Barbara Roper, director of investor protection for the Consumer Federation of America, agrees. “This issue doesn’t have to be dead. There’s a way forward that could be based on some general principles of agreement. We’re saying, 'This is where we see potential for agreement, and these are the areas where disagreements would have to be worked out.’”
Nothing better than something?
The letters come more than a year after the SEC staff stated in its Dodd-Frank-mandated Section 913 study that there should be a uniform fiduciary standard, and about eight months after SIFMA’s letter to the SEC. It took time, advocates say, to carefully examine the SIFMA approach, and get all signatories to approve the letter.
But with the SEC grappling with its other mandated work related to Dodd-Frank, as well as pressure to prove that rule-making meets rigorous cost-benefit analysis, the investors’ best interest are getting shunted to the side, according to many in the advisory community. Additionally, there’s concern that if the SEC adheres too closely to the SIFMA approach, there will be virtually no fiduciary standard.
The problem is that SIFMA is backing what some suggest is a dressed-up version of the suitability standard that now applies to broker-dealers, as Rostad and the Institute for the Fiduciary Standard wrote in their letter. See: The suitability standard, defined.
“SIFMA’s uniform standard is not an “investor best interest” standard; it should be branded what it is: a 'Broker Sales’ Standard,” the letter read.
Rostad said in an interview that he believes that no SEC decision at all would be preferable to one that follows SIFMA’s recommendations.
“I have mixed feelings about the commission moving forward that are tied to how much of the views of SIFMA are they going to adopt,” he says. “If they essentially adopt SIFMA’s views, investors would be far better off if the commission did not go forward. If SIFMA’s views are essentially embodied by the commission, there will be no fiduciary standard left.”
Harold Evensky, president of Evensky & Katz and a member of the Steering Committee of The Institute for the Fiduciary Standard, agrees.
“I’d rather them delay and come out with something substantive, rather than a watered-down standard. It might take decades to turn that around.” See: The Fiduciary Debate: Getting past the vested interests.
When asked for comment on the groups’ letter, Ira Hammerman, SIFMA’s senior managing director and general counsel, reiterated in an e-mail the stance articulated in his organization’s July letter to the SEC.
“We support a uniform fiduciary standard of conduct that increases protection for individual retail investors receiving personalized investment advice while preserving investor choice.

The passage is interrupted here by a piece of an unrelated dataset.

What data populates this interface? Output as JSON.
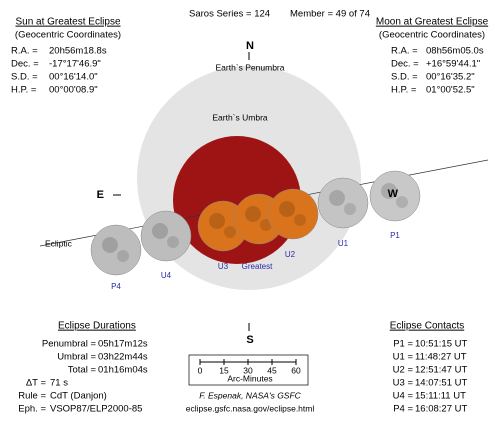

With that, we call for a uniform standard of oversight and enforcement through the creation of a new [self-regulatory organization] for RIAs, which we view as a natural and necessary component of a new uniform fiduciary standard. We believe our framework offers the optimal path forward for regulators to establish a new standard in line with what Congress wrote in the statute.”
Time running out
Industry observers say that unless the SEC acts quickly, a no-decision outcome is likely given the upcoming presidential election. In addition, the JOBS Act may divert rule-making resources in the near term.
“We hope it will help move the issue, and help the SEC get a proposal out there,” said Mercer Bullard, president and founder of Fund Democracy.
Asked if he felt frustrated by the SEC’s inaction, Dan Moisand, principal of Moisand Fitzgerald Tamayo and a former chairman of the Financial Planning Association, responded, “I have been frustrated by the SEC over the course of my 20-plus-year career.
They’ve allowed the line between adviser and broker to become so blurred, and it’s gotten worse and worse. They have the opportunity to stop it, or screw it up worse than they already have.”